Telling people something is easy, doesn’t make it easy. It doesn’t build capability or knowledge.
An example; the idea of updating. Is that really as easy as often implied? Truly is that an easy task for most people to do. Or does it always require some thought, considerations, time and understanding of what could happen once updated. Decisions have to be made, so; can my phone update, or is it old? I don’t have any space left, what should I get rid of? If I update now will it change some features I like? I can’t update now I am doing something else and its a distraction. These are just a handful of questions people have and decisions they go through before updating. Don’t even get me started on the issues of telling people to update when they are working inside a managed infrastructure and the lack all control they actually have to perform actions. That is just one piece of advice, can you imagine the questions when setting up 2FA which isn’t even called the same thing across each service.
So we have to be a lot more realistic in our expectations, a lot more considerate with our language. If we don’t we will always fall back to believing things are easy and its everyone else’s problem they can’t be secure. Always looking to think, we have done enough and pushing things over a wall without thinking of the ramifications. But we can do better we should strive to do better. Our job is supporting people and translating work into something that people can actually do, to help them feel confident enough to take part and then perform the action. With the idea of building confidence and capabilities in people.

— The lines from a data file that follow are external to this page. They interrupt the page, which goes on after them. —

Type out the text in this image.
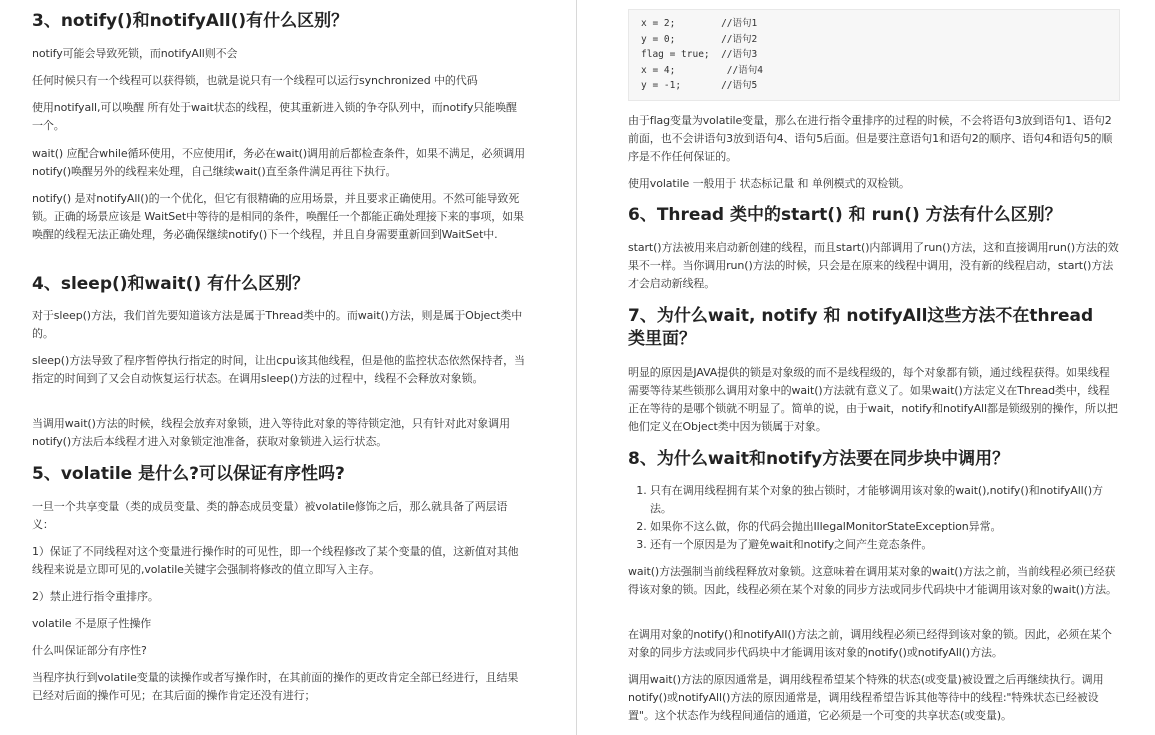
3、notify()和notifyAll()有什么区别？

notify可能会导致死锁，而notifyAll则不会

任何时候只有一个线程可以获得锁，也就是说只有一个线程可以运行synchronized 中的代码

使用notifyall,可以唤醒 所有处于wait状态的线程，使其重新进入锁的争夺队列中，而notify只能唤醒一个。

wait() 应配合while循环使用，不应使用if，务必在wait()调用前后都检查条件，如果不满足，必须调用notify()唤醒另外的线程来处理，自己继续wait()直至条件满足再往下执行。

notify() 是对notifyAll()的一个优化，但它有很精确的应用场景，并且要求正确使用。不然可能导致死锁。正确的场景应该是 WaitSet中等待的是相同的条件，唤醒任一个都能正确处理接下来的事项，如果唤醒的线程无法正确处理，务必确保继续notify()下一个线程，并且自身需要重新回到WaitSet中.

4、sleep()和wait() 有什么区别？

对于sleep()方法，我们首先要知道该方法是属于Thread类中的。而wait()方法，则是属于Object类中的。

sleep()方法导致了程序暂停执行指定的时间，让出cpu该其他线程，但是他的监控状态依然保持者，当指定的时间到了又会自动恢复运行状态。在调用sleep()方法的过程中，线程不会释放对象锁。

当调用wait()方法的时候，线程会放弃对象锁，进入等待此对象的等待锁定池，只有针对此对象调用notify()方法后本线程才进入对象锁定池准备，获取对象锁进入运行状态。

5、volatile 是什么?可以保证有序性吗?

一旦一个共享变量（类的成员变量、类的静态成员变量）被volatile修饰之后，那么就具备了两层语义：

1）保证了不同线程对这个变量进行操作时的可见性，即一个线程修改了某个变量的值，这新值对其他线程来说是立即可见的,volatile关键字会强制将修改的值立即写入主存。

2）禁止进行指令重排序。

volatile 不是原子性操作

什么叫保证部分有序性?

当程序执行到volatile变量的读操作或者写操作时，在其前面的操作的更改肯定全部已经进行，且结果已经对后面的操作可见；在其后面的操作肯定还没有进行；

x = 2;        //语句1
y = 0;        //语句2
flag = true;  //语句3
x = 4;         //语句4
y = -1;       //语句5

由于flag变量为volatile变量，那么在进行指令重排序的过程的时候，不会将语句3放到语句1、语句2前面，也不会讲语句3放到语句4、语句5后面。但是要注意语句1和语句2的顺序、语句4和语句5的顺序是不作任何保证的。

使用volatile 一般用于 状态标记量 和 单例模式的双检锁。

6、Thread 类中的start() 和 run() 方法有什么区别？

start()方法被用来启动新创建的线程，而且start()内部调用了run()方法，这和直接调用run()方法的效果不一样。当你调用run()方法的时候，只会是在原来的线程中调用，没有新的线程启动，start()方法才会启动新线程。

7、为什么wait, notify 和 notifyAll这些方法不在thread类里面？

明显的原因是JAVA提供的锁是对象级的而不是线程级的，每个对象都有锁，通过线程获得。如果线程需要等待某些锁那么调用对象中的wait()方法就有意义了。如果wait()方法定义在Thread类中，线程正在等待的是哪个锁就不明显了。简单的说，由于wait，notify和notifyAll都是锁级别的操作，所以把他们定义在Object类中因为锁属于对象。

8、为什么wait和notify方法要在同步块中调用？
1. 只有在调用线程拥有某个对象的独占锁时，才能够调用该对象的wait(),notify()和notifyAll()方法。
2. 如果你不这么做，你的代码会抛出IllegalMonitorStateException异常。
3. 还有一个原因是为了避免wait和notify之间产生竞态条件。

wait()方法强制当前线程释放对象锁。这意味着在调用某对象的wait()方法之前，当前线程必须已经获得该对象的锁。因此，线程必须在某个对象的同步方法或同步代码块中才能调用该对象的wait()方法。

在调用对象的notify()和notifyAll()方法之前，调用线程必须已经得到该对象的锁。因此，必须在某个对象的同步方法或同步代码块中才能调用该对象的notify()或notifyAll()方法。

调用wait()方法的原因通常是，调用线程希望某个特殊的状态(或变量)被设置之后再继续执行。调用notify()或notifyAll()方法的原因通常是，调用线程希望告诉其他等待中的线程:"特殊状态已经被设置"。这个状态作为线程间通信的通道，它必须是一个可变的共享状态(或变量)。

Our job is not to stand looking at others from our high hill hoping some day they will come visit. Because they won’t, they don’t, they are busy people with other things going on in their lives. So how do we bring ourselves to people in a useful way? How do we stop ourselves making random lists and declarations of actions that are actually difficult, awkward and not straight forward to implement. Instead of declaring they are easy, move to a place where people can relate to what they are being told (I don’t mean care, that’s entirely new post), that this information is concise, its helpful, it will improve their security and improve their protection. But finally this isn’t about making them into security experts either, how do we fit into their worlds better and listen to what they have to say.